Easley and Senate leader Marc Basnight apparently do believe that they have the stronger political hand to play against the House. That’s why they hatched a plan to vote Thursday on a continuing resolution to extend state spending into July and to make sure that a half-cent sales-tax increase first enacted in 2001 won’t disappear like it is supposed to on June 30.

The House has already agreed to these notions in its budget plan, including the tax-hike extension. But many political observers think that House members may not be as willing to vote later in July to reimpose the expired half-penny sales tax as they are in voting to keep them in place after June 30. So by locking in the tax increases now, lawmakers can avoid additional pressure to find budget savings or raise other taxes.

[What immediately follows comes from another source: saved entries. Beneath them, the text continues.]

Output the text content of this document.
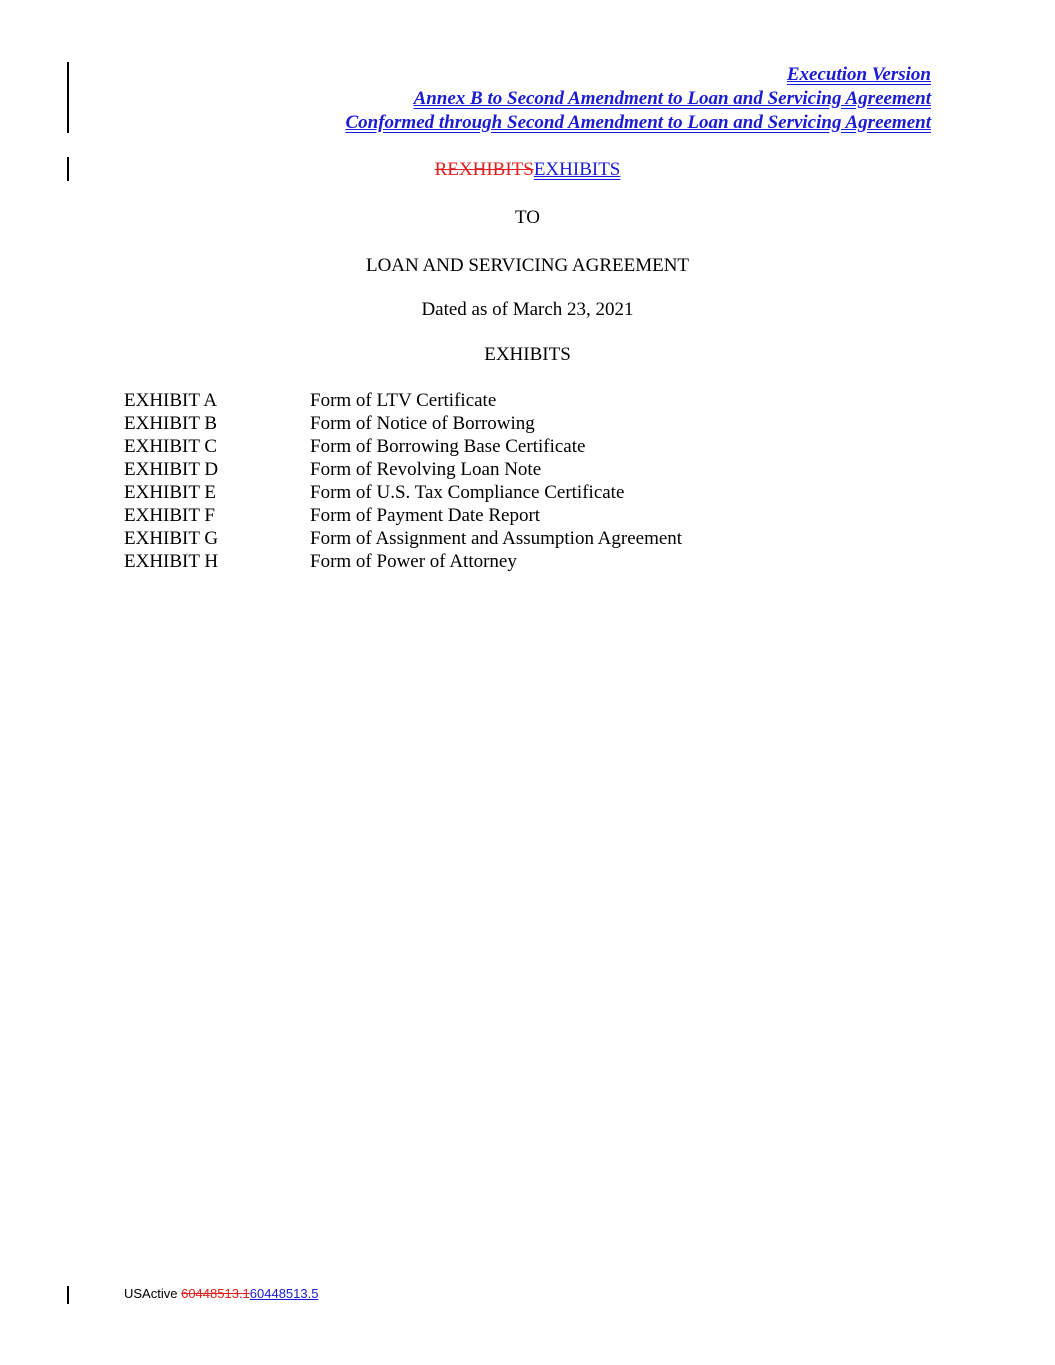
Execution Version
Annex B to Second Amendment to Loan and Servicing Agreement
Conformed through Second Amendment to Loan and Servicing Agreement
REXHIBITSEXHIBITS
TO
LOAN AND SERVICING AGREEMENT
Dated as of March 23, 2021
EXHIBITS
EXHIBIT A	Form of LTV Certificate
EXHIBIT B	Form of Notice of Borrowing
EXHIBIT C	Form of Borrowing Base Certificate
EXHIBIT D	Form of Revolving Loan Note
EXHIBIT E	Form of U.S. Tax Compliance Certificate
EXHIBIT F	Form of Payment Date Report
EXHIBIT G	Form of Assignment and Assumption Agreement
EXHIBIT H	Form of Power of Attorney
USActive 60448513.160448513.5
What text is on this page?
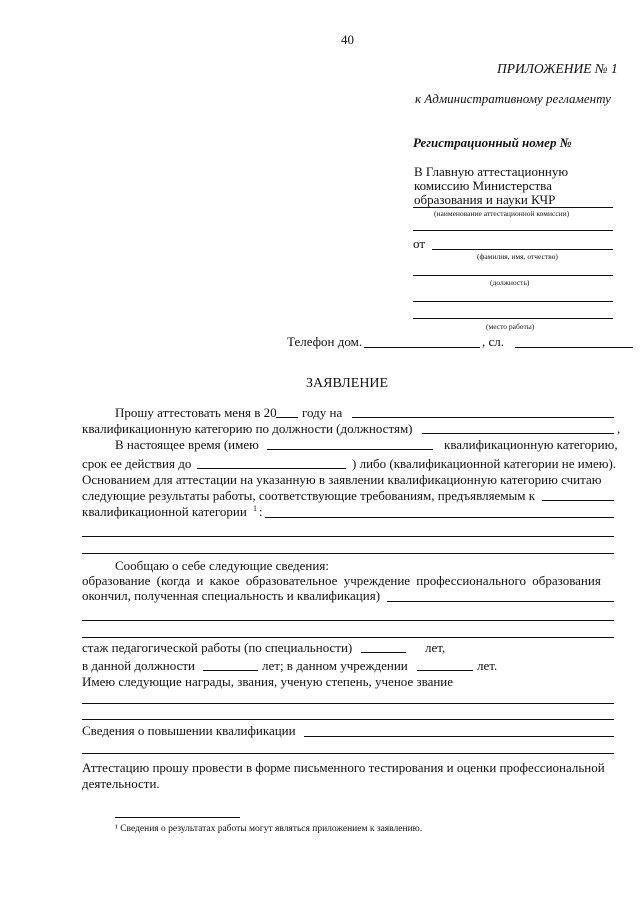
40
ПРИЛОЖЕНИЕ № 1
к Административному регламенту
Регистрационный номер №
В Главную аттестационную
комиссию Министерства
образования и науки КЧР
(наименование аттестационной комиссии)
от
(фамилия, имя, отчество)
(должность)
(место работы)
Телефон дом.	, сл.
ЗАЯВЛЕНИЕ
Прошу аттестовать меня в 20 году на
квалификационную категорию по должности (должностям)	,
В настоящее время (имею	квалификационную категорию,
срок ее действия до	) либо (квалификационной категории не имею).
Основанием для аттестации на указанную в заявлении квалификационную категорию считаю
следующие результаты работы, соответствующие требованиям, предъявляемым к
квалификационной категории 1 :
Сообщаю о себе следующие сведения:
образование (когда и какое образовательное учреждение профессионального образования
окончил, полученная специальность и квалификация)
стаж педагогической работы (по специальности)	лет,
в данной должности	лет; в данном учреждении	лет.
Имею следующие награды, звания, ученую степень, ученое звание
Сведения о повышении квалификации
Аттестацию прошу провести в форме письменного тестирования и оценки профессиональной
деятельности.
¹ Сведения о результатах работы могут являться приложением к заявлению.
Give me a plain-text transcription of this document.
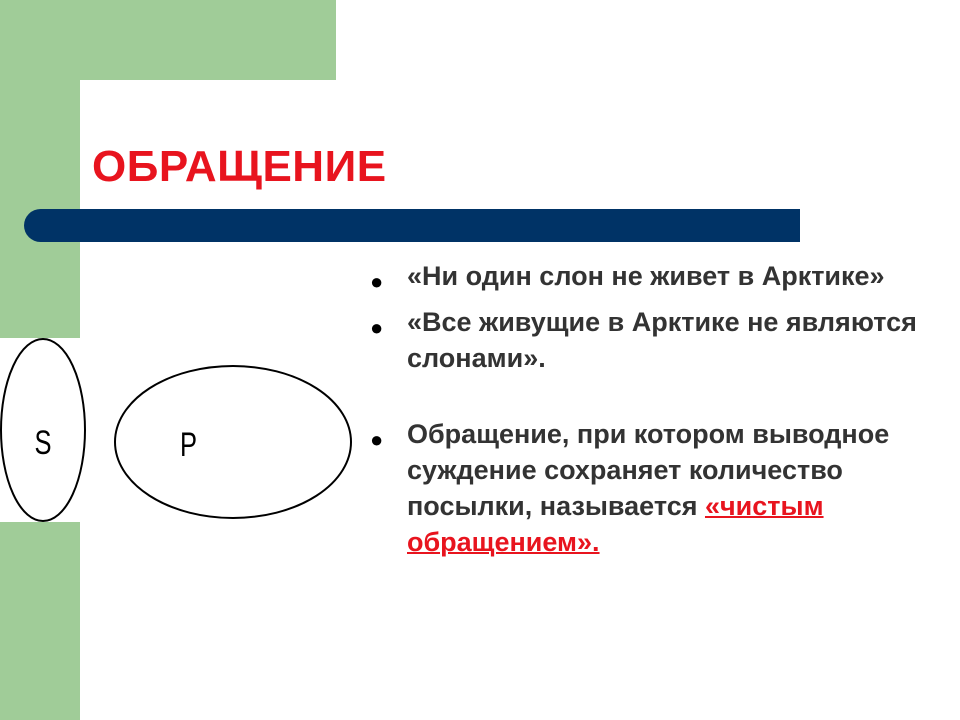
ОБРАЩЕНИЕ
S	P
● «Ни один слон не живет в Арктике»
● «Все живущие в Арктике не являются слонами».
● Обращение, при котором выводное суждение сохраняет количество посылки, называется «чистым обращением».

Of course, this is patently absurd. There is no practical difference at all between vote for the higher taxes in June or voting for them in July. Either vote is a vote for a tax increase, and will be treated as such by political opponents and any voters inclined to dislike tax increases. Still, lots of folks are treating June 30 as some sort of major legislative deadline — actually, it is supposed to be the deadline for fashioning a new budget for the fiscal biennium beginning the next day, as if anybody cares — which is why the resolution popped into existence.

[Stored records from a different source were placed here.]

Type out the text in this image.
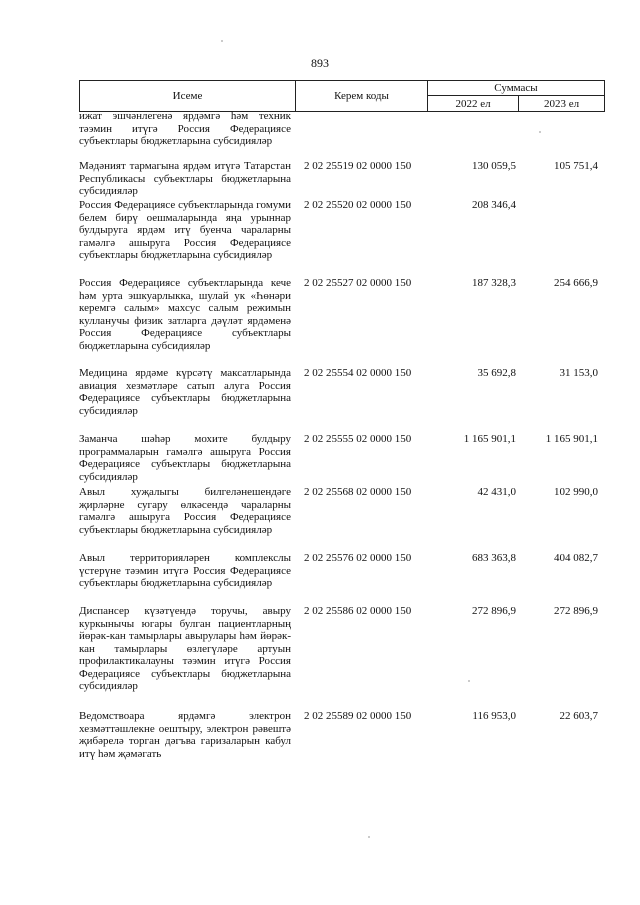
893
Исеме	Керем коды
Суммасы
2022 ел	2023 ел
ижат эшчәнлегенә ярдәмгә һәм техник тәэмин итүгә Россия Федерациясе субъектлары бюджетларына субсидияләр
Мәдәният тармагына ярдәм итүгә Татарстан Республикасы субъектлары бюджетларына субсидияләр
2 02 25519 02 0000 150	130 059,5	105 751,4
Россия Федерациясе субъектларында гомуми белем бирү оешмаларында яңа урыннар булдыруга ярдәм итү буенча чараларны гамәлгә ашыруга Россия Федерациясе субъектлары бюджетларына субсидияләр
2 02 25520 02 0000 150	208 346,4
Россия Федерациясе субъектларында кече һәм урта эшкуарлыкка, шулай ук «Һөнәри керемгә салым» махсус салым режимын кулланучы физик затларга дәүләт ярдәменә Россия Федерациясе субъектлары бюджетларына субсидияләр
2 02 25527 02 0000 150	187 328,3	254 666,9
Медицина ярдәме күрсәтү максатларында авиация хезмәтләре сатып алуга Россия Федерациясе субъектлары бюджетларына субсидияләр
2 02 25554 02 0000 150	35 692,8	31 153,0
Заманча шәһәр мохите булдыру программаларын гамәлгә ашыруга Россия Федерациясе субъектлары бюджетларына субсидияләр
2 02 25555 02 0000 150	1 165 901,1	1 165 901,1
Авыл хуҗалыгы билгеләнешендәге җирләрне сугару өлкәсендә чараларны гамәлгә ашыруга Россия Федерациясе субъектлары бюджетларына субсидияләр
2 02 25568 02 0000 150	42 431,0	102 990,0
Авыл территорияләрен комплекслы үстерүне тәэмин итүгә Россия Федерациясе субъектлары бюджетларына субсидияләр
2 02 25576 02 0000 150	683 363,8	404 082,7
Диспансер күзәтүендә торучы, авыру куркынычы югары булган пациентларның йөрәк-кан тамырлары авырулары һәм йөрәк-кан тамырлары өзлегүләре артуын профилактикалауны тәэмин итүгә Россия Федерациясе субъектлары бюджетларына субсидияләр
2 02 25586 02 0000 150	272 896,9	272 896,9
Ведомствоара ярдәмгә электрон хезмәттәшлекне оештыру, электрон рәвештә җибәрелә торган дәгъва гаризаларын кабул итү һәм җәмәгать
2 02 25589 02 0000 150	116 953,0	22 603,7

If this is a budget squeeze on the House, however, I see it as a limp-wristed one. What Easley and Basnight are essentially saying to the House is that they should “hurry up and act before consumers start keeping more of their own money.” Otherwise, they say, the state could lose “a million dollars a day” in sales-tax revenue. More to the point, though, that means that North Carolina’s cash-strapped families could save a million dollars a day if the House doesn’t act. Horrifying thought, isn’t it?

Maybe the House will fold anyway. As all three players in this game are holding nothing higher than the political equivalent of a pair of fives, it’s all about the bluff. And the House isn’t a place where it’s easy to keep a straight face.

Hood is president of the John Locke Foundation and publisher of Carolina Journal.